Eight sailors had been killed, but although their bodies were not produced their families were satisfied with the statement that a clash with customs officers had occurred. The same statement also covered the numerous cases of wounds, all of which were extensively bandaged and treated only by Dr. Jabez Bowen, who had accompanied the party. Hardest to explain was the nameless odor clinging to all the raiders, a thing which was discussed for weeks. Of the citizen leaders, Captain Whipple and Moses Brown were most severely hurt, and letters of their wives testify the bewilderment which their reticence and close guarding of their bandages produced. Psychologically every participant was aged, sobered, and shaken. It is fortunate that they were all strong men of action and simple, orthodox religionists, for with more subtle introspectiveness and mental complexity they would have fared ill indeed. President Manning was the most disturbed; but even he outgrew the darkest shadow, and smothered memories in prayers.
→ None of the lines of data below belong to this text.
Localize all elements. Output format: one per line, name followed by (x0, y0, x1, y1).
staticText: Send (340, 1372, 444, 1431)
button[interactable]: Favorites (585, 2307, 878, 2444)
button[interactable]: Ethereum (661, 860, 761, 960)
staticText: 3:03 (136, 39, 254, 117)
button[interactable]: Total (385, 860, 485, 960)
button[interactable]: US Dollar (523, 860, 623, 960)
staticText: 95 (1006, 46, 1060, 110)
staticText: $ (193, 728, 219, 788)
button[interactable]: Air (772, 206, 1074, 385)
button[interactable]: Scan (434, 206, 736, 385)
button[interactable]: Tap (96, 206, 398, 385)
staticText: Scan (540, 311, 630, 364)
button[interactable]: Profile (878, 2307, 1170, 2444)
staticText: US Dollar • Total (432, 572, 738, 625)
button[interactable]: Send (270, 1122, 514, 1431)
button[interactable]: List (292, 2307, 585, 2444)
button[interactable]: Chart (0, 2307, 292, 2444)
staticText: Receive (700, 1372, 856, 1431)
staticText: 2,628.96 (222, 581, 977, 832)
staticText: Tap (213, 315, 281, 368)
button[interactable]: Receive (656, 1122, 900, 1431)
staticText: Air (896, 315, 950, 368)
Every man of those leaders had a stirring part to play in later years, and it is perhaps fortunate that this is so. Little more than a twelvemonth afterward Captain Whipple led the mob who burnt the revenue ship Gaspee, and in this bold act we may trace one step in the blotting out of unwholesome images.
There was delivered to the widow of Joseph Curwen a sealed leaden coffin of curious design, obviously found ready on the spot when needed, in which she was told her husband’s body lay.